I miss this trilogy already. They are quick, engaging reads. They are steamy, and sexual, but also tender and thoughtful. There’s plenty of mystery, plenty of nail-biting action, and lots of humor and wit. K.J. Charles is a fantastic writer, someone who can conjure up unique and memorable characters, people you want to learn more about. She shows us the magic, shows us the stress, rather than just telling us about it. (Showing is better than telling, in any case.)
I love the magic system, the mysteries, and the romance. I love how there’s not one stereotype in a book that just so happens to feature gay men. There are stereotypes assumed, like how Crane is an aristocrat, but he breaks all of them with his mouthy attitude and his tattoos. Stephan may be shorter in stature, but he can certainly take care of himself. (I’m short myself. I’m only like five feet tall. It’s not as bad as you’d think.) He’s a magician, someone who can harness the power of the Magpie Lord through his relationship with Crane, and respects his job so much so that keeps him from just walking away when things get rough. His job, after all, is one of the only things he has that’s his own.
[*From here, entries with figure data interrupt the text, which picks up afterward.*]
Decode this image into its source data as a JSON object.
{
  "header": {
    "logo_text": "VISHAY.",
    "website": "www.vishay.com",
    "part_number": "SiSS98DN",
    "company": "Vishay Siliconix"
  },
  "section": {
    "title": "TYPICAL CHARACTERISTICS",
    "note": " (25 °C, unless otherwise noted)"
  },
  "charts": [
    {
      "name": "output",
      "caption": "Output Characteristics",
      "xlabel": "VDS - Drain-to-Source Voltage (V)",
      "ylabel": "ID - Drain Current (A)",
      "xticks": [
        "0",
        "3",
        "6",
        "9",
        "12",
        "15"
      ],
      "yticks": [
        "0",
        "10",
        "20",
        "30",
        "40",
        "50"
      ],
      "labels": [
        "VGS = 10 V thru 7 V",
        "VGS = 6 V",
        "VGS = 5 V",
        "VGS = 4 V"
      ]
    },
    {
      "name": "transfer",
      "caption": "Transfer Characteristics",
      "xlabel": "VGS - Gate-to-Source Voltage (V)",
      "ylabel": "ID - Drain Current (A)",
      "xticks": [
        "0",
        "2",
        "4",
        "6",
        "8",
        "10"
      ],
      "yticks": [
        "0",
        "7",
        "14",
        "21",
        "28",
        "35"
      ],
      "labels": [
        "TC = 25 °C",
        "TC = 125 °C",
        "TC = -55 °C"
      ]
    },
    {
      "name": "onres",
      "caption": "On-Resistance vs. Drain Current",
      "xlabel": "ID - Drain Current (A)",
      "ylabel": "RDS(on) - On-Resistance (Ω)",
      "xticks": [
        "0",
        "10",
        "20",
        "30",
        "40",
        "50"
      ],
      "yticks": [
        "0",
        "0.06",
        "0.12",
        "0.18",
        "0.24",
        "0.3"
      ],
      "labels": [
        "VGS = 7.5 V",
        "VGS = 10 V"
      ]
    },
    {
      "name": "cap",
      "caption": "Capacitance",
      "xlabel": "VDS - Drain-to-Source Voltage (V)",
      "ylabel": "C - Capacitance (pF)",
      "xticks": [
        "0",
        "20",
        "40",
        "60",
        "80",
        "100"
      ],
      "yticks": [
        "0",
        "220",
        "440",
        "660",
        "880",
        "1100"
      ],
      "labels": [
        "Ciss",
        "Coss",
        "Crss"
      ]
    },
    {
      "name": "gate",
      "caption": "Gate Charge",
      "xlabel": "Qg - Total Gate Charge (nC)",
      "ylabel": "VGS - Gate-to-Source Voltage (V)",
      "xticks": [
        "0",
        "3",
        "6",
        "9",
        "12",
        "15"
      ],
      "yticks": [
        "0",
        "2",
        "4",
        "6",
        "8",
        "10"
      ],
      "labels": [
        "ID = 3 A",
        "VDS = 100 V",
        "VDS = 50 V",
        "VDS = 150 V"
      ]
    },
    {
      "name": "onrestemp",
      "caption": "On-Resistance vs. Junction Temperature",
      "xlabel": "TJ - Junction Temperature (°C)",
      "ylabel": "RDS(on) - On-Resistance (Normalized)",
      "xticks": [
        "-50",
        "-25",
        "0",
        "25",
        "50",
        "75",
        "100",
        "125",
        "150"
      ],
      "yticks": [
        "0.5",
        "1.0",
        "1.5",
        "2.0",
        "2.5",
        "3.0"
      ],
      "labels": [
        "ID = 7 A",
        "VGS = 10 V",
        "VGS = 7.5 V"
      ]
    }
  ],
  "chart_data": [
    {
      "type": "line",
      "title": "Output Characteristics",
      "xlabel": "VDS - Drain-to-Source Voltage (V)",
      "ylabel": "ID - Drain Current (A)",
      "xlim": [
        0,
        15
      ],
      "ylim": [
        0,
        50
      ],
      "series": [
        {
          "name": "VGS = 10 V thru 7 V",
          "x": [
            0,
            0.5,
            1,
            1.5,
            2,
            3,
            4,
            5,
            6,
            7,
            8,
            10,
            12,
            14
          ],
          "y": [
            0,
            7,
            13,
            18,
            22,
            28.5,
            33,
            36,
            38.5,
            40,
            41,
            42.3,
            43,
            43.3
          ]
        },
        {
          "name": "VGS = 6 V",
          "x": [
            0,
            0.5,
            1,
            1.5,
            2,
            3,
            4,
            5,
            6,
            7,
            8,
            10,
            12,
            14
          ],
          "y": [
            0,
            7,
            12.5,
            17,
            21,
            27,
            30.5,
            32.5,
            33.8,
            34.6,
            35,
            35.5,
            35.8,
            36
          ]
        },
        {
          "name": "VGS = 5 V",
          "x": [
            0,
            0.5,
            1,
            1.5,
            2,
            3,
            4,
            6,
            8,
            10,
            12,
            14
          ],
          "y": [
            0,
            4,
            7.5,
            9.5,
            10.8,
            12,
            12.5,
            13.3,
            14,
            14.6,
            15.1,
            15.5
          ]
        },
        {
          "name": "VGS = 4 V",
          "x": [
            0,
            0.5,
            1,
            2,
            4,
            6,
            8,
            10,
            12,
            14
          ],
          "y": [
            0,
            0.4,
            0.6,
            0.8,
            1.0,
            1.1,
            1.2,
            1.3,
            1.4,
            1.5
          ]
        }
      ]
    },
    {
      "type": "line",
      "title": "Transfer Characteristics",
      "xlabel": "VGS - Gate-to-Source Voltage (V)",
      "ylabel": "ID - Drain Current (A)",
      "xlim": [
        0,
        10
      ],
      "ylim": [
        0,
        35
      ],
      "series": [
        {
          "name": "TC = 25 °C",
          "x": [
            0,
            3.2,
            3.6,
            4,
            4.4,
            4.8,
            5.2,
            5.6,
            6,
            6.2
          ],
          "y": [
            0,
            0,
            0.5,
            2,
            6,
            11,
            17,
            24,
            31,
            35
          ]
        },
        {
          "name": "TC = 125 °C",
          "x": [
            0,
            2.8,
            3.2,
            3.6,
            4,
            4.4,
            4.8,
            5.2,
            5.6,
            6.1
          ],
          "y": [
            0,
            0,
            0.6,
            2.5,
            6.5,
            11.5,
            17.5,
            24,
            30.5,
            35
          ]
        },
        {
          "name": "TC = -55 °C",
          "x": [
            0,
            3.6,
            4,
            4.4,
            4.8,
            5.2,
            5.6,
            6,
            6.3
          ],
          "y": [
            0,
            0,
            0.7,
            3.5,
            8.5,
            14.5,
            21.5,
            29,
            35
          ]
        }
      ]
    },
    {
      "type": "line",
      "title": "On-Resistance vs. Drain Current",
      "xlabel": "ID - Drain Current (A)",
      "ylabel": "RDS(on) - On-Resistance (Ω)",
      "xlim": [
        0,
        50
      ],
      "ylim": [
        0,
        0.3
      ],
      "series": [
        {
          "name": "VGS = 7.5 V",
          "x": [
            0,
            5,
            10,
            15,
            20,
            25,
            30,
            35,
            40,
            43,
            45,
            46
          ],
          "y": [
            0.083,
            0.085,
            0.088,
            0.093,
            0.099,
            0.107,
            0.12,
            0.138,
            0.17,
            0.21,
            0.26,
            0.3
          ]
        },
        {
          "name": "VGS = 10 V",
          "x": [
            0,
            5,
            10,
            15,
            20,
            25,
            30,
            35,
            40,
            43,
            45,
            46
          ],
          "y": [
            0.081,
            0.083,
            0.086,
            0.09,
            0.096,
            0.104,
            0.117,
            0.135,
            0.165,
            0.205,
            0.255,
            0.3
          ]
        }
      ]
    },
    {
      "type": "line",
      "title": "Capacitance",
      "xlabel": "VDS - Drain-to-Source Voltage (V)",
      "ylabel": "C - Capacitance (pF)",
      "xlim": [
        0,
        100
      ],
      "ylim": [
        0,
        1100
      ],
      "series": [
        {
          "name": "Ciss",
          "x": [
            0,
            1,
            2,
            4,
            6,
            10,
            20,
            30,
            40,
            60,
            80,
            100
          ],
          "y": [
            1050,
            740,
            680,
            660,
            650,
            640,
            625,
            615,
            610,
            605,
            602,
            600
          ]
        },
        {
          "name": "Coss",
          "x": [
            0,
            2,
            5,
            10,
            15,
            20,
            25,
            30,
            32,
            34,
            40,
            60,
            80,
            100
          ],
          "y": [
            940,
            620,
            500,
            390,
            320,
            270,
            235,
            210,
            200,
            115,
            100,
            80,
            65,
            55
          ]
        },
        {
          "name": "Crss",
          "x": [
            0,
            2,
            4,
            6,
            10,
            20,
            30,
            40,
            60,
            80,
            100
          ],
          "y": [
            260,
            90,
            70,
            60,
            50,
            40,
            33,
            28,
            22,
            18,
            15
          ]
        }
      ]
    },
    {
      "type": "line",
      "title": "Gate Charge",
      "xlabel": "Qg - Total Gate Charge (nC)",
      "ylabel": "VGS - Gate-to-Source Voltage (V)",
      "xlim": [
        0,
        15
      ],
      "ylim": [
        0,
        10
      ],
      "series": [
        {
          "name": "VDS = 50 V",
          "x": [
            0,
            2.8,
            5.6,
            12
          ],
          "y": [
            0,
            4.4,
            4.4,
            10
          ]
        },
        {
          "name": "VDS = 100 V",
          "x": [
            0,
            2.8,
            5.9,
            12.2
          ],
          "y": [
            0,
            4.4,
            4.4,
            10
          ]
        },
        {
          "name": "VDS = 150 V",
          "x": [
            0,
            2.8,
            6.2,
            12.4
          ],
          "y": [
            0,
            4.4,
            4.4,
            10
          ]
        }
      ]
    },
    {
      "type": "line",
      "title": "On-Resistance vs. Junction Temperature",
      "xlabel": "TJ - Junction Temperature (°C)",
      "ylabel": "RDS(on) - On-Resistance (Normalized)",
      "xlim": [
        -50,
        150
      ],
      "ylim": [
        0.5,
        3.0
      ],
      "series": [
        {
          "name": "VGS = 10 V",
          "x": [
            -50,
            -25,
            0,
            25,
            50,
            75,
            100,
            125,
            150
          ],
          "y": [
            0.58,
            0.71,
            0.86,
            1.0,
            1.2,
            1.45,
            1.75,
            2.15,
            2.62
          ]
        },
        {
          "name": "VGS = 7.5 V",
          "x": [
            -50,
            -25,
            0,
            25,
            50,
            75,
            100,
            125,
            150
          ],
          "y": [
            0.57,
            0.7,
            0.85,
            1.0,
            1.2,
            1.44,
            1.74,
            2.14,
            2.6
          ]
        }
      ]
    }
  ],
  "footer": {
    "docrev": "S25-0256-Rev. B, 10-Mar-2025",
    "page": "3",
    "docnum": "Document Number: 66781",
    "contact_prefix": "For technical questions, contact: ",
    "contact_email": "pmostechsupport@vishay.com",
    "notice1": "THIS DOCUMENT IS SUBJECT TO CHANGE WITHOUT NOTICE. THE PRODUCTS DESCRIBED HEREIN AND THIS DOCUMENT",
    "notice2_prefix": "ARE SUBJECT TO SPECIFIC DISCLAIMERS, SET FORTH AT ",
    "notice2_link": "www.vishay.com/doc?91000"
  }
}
I enjoy the other minor characters as well. Merrick the manservant of Lord Crane, who’s obedient but also feisty when it comes to his own lover, a younger woman. Saint is a badass, a woman who can windwalk–kick and walk on the air around her using magic–and has quite the mouth on her when she wants to. Doctor Dan is a neat guy, someone who is married to Ester, a woman who’s also a practitioner just like Stephan. Ester is also a neat woman, another strong female lead when Stephan works cases with her.
If you love reading about Victorian England, interesting characters, mystery, romance, and witty humor, this trilogy is for you. Seriously. Go read these books already!